Swarup advocated for machine learning as the solution to solving the inefficiencies of the supply path and traditional programmatic buying at large.
Conveying his thoughts on the subject, Swarup said, “This is prima facie the biggest use case and the edge of machine learning, i.e., Algorithmic Supply Path Optimisation. It optimises and continuously improves in tandem for 3 different pillars – data-driven path selection, operational machine learning and cost-efficiency – and a truly ML-driven platform will always relay, with utmost transparency, every single log level data.”
Are brands chasing the right metrics?
For years, Indian advertisers have relied on CTRs and viewability as the gospel of digital performance. But as ads land on the wrong screens, and sometimes with robotic audiences, cracks in these metrics are becoming too large to ignore.
But as experts weigh in, it seems that while the winds are shifting, they are yet to turn over the leaf.
In Khanchandani’s experience, clients are becoming more interested in attention-based metrics today, but their adoption is still in its nascent stage, especially in India, which is a video-heavy market.
“Most Indian marketers continue to prioritise increasing reach across video inventory, with YouTube being the most popular choice since it’s the only streaming platform that enjoys an MRC accreditation. YouTube’s strong brand safety credentials make it the default choice for many marketers,” he said.
Dhingra is seeing early signs of interest for attention-based metrics, especially from performance-savvy marketers and D2C brands. “But for the most part, attention metrics are still not mainstream in Indian media planning. Traditional KPIs like CTR and viewability are deeply entrenched because they’re easy to report, benchmark, and optimise,” he noted.
Mehta from Aditya Birla offered a candid view from the brand side. She conveyed that due to the bombardment of myriad metrics, “traditional metrics are no longer the sole evaluation criteria.” There is “equal focus” on engagement as well as business metrics. However, Mehta noted, attention metrics are still not a big consideration factor.

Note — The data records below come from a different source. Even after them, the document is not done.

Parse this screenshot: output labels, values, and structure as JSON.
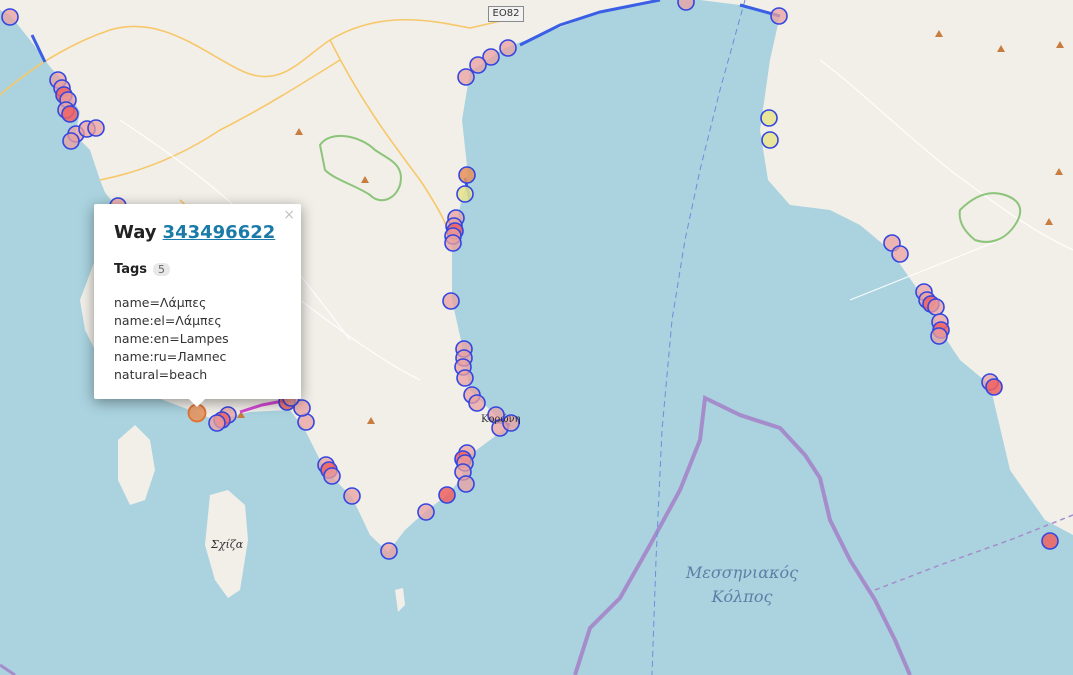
{
  "popup": {
    "type_label": "Way",
    "id_link": "343496622",
    "tags_heading": "Tags",
    "tags_count": "5",
    "tags": [
      "name=Λάμπες",
      "name:el=Λάμπες",
      "name:en=Lampes",
      "name:ru=Лампес",
      "natural=beach"
    ],
    "close_symbol": "×"
  },
  "map_labels": {
    "sea_line1": "Μεσσηνιακός",
    "sea_line2": "Κόλπος",
    "island": "Σχίζα",
    "town": "Κορώνη",
    "road_shield": "ΕΟ82"
  },
  "colors": {
    "sea": "#aad3df",
    "land": "#f2efe9",
    "marker_fill": "#e9a0a0",
    "marker_stroke": "#3346e0",
    "marker_fill_strong": "#f06060",
    "marker_fill_yellow": "#e8e48c",
    "marker_fill_orange": "#e8905a",
    "boundary": "#a58ccb",
    "link": "#1a7ba8"
  }
}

Shah from Parle weighed in with a unique situation. Shah shared that while they request metrics like attention, pushing media partners solicit a curveball reply from them. “The solution they offer is to pick the platforms by ourselves. At that point, it is not really programmatic anymore. It is direct buying in disguise,” Shah said.

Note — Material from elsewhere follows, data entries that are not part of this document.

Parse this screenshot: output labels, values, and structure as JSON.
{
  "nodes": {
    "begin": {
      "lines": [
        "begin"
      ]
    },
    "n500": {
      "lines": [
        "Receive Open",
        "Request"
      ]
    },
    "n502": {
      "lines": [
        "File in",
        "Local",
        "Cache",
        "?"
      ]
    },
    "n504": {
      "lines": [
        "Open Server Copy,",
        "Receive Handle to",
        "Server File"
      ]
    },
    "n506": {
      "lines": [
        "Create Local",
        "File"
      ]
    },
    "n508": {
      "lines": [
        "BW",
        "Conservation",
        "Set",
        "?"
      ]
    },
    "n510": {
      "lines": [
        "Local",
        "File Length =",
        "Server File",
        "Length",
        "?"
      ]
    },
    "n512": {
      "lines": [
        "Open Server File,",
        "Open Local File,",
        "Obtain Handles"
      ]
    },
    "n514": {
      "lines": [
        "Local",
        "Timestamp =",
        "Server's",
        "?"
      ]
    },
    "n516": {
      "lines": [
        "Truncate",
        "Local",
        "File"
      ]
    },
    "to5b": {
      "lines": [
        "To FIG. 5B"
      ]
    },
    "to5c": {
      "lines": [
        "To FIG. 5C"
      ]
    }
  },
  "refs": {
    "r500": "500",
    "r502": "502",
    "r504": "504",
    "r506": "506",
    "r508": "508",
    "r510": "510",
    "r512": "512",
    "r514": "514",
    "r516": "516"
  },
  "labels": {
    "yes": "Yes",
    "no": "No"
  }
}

To counter this, Parle has started working with a few platforms directly. Shah explained, “By working directly with them, we can better control where our ads appear and the kind of content they are placed alongside. We're also present on OTT platforms, which generally offer a more brand-safe environment. This gives us a better balance of scale and safety.”

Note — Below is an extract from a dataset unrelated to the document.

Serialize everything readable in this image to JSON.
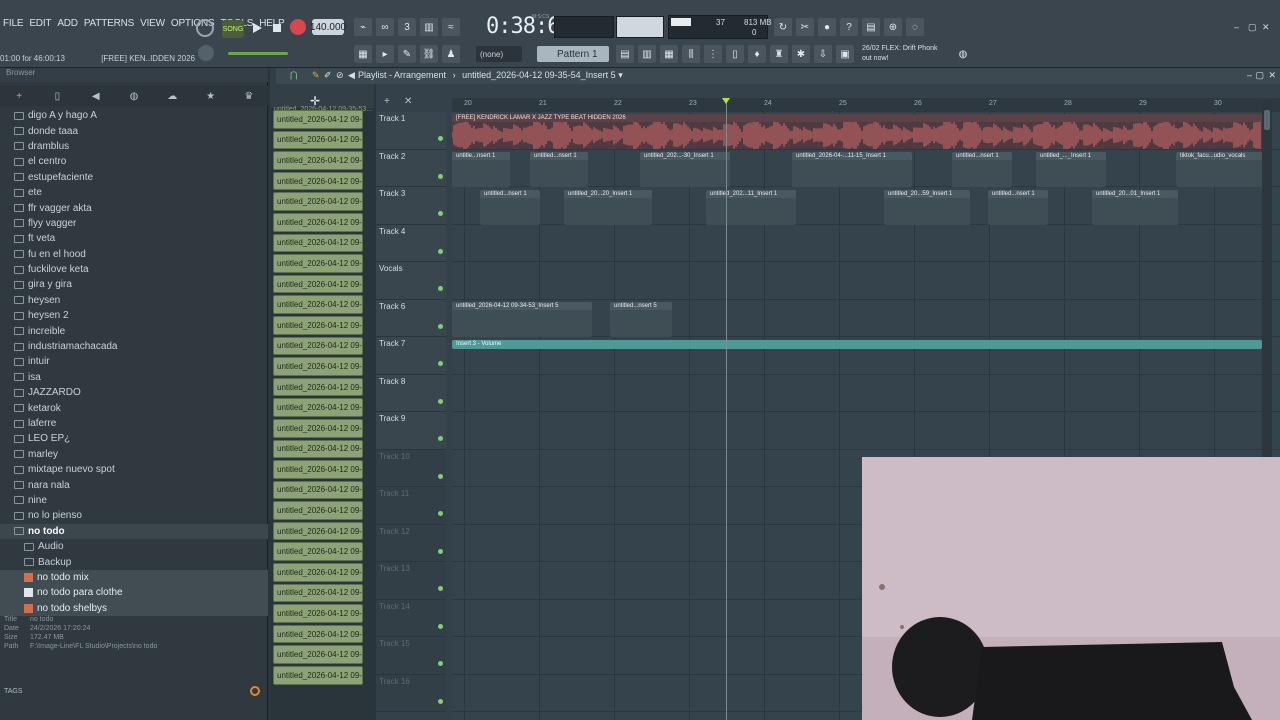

Offering a nuanced take, Relan revealed, “Attention-based metrics are growing in the limelight, and adoption continues as the starting point for validation. The point to be noted is that both metrics – viewability and advanced attention – deliver ad analytics and give very little room for optimisation.”
He further said that both metrics can be delivered even with bots. Bots can be programmed, and specific viewability and attention metrics can be delivered. According to Relan, even if attention metrics are used to delve deeper into engagement, it still does not say whether the engagement was bot-driven or human-driven.
New media, old problems
As retail media and Connected TV (CTV) platforms rise, many assume cleaner inventory is a given. Spoiler alert: it’s not.
“Legacy assumptions – like these platforms being ‘premium’ – can pose serious challenges. We still need robust AI to analyse content frame-by-frame. Brand misplacements can happen on these platforms, too. An ad for a luxury product may appear next to inappropriate user-generated content,” Relan warned.
According to Dhingra, retail media’s closed ecosystems often make third-party brand safety audits harder. And in CTV, server-side ad insertions obscure actual impression delivery.
“Advertisers need to demand greater transparency and treat retail and CTV buys not as 'add-ons' but as core parts of their digital mix, with the same rigour applied to brand safety and media quality,” he added.
Khanchandani sees promise. “Global partnerships between OTT platforms and supply partners are improving programmatic CTV via cleaner PMPs. But the key is treating CTV as a unified ecosystem and not a splintered mess of walled gardens,” he said.
Readily available remedies
If the problem is widespread, the solutions aren’t exactly hidden either. From domain exclusion lists to pre-bid filters and private marketplaces (PMPs), there’s a toolkit readily available to help brands steer clear of MFA inventory. The trouble, however, lies in activation. And, of course, intent.
Dhingra, laying it bare, said, “There are several safeguards available – domain exclusion lists, pre-bid brand safety integrations, supply path curation, and PMPs. However, in India, many of these safeguards are not activated by default. The responsibility often lies with the agency or the trader operating the DSP to configure them manually.”
In addition to this, Indian advertisers often prioritise reach and cost-efficiency over stringent inventory hygiene. This means low-cost impressions from MFA sites get favoured in performance reports focused on CTRs or CPMs, even if they deliver negligible brand value, Dhingra noted.
Relan offered a framework that goes beyond just technical filters. “MFA safeguards include pre-bid filters, verified inventory tools, transparent supply chains, strict allowlists, contractual MFA clauses, and outcome-focused KPIs. Regular audits and industry collaboration also help keep media buying clean and effective,” he said.
But these safeguards are only as strong as the ecosystem’s willingness to use them.
So, what now?
If there’s a single takeaway from this collective frustration, it’s that programmatic in India is long overdue for a detox.
Brands are more data savvy than ever. Yet, without deeper visibility into supply chains, true attention, and context-level placements, they’re still playing digital roulette. It’s not that brands don’t care. It’s that programmatic, as it stands today, makes it far too easy to care after the fact.
Until auditing becomes the default and transparency the standard, and not an afterthought, advertisers may continue to hit their targets but miss the point.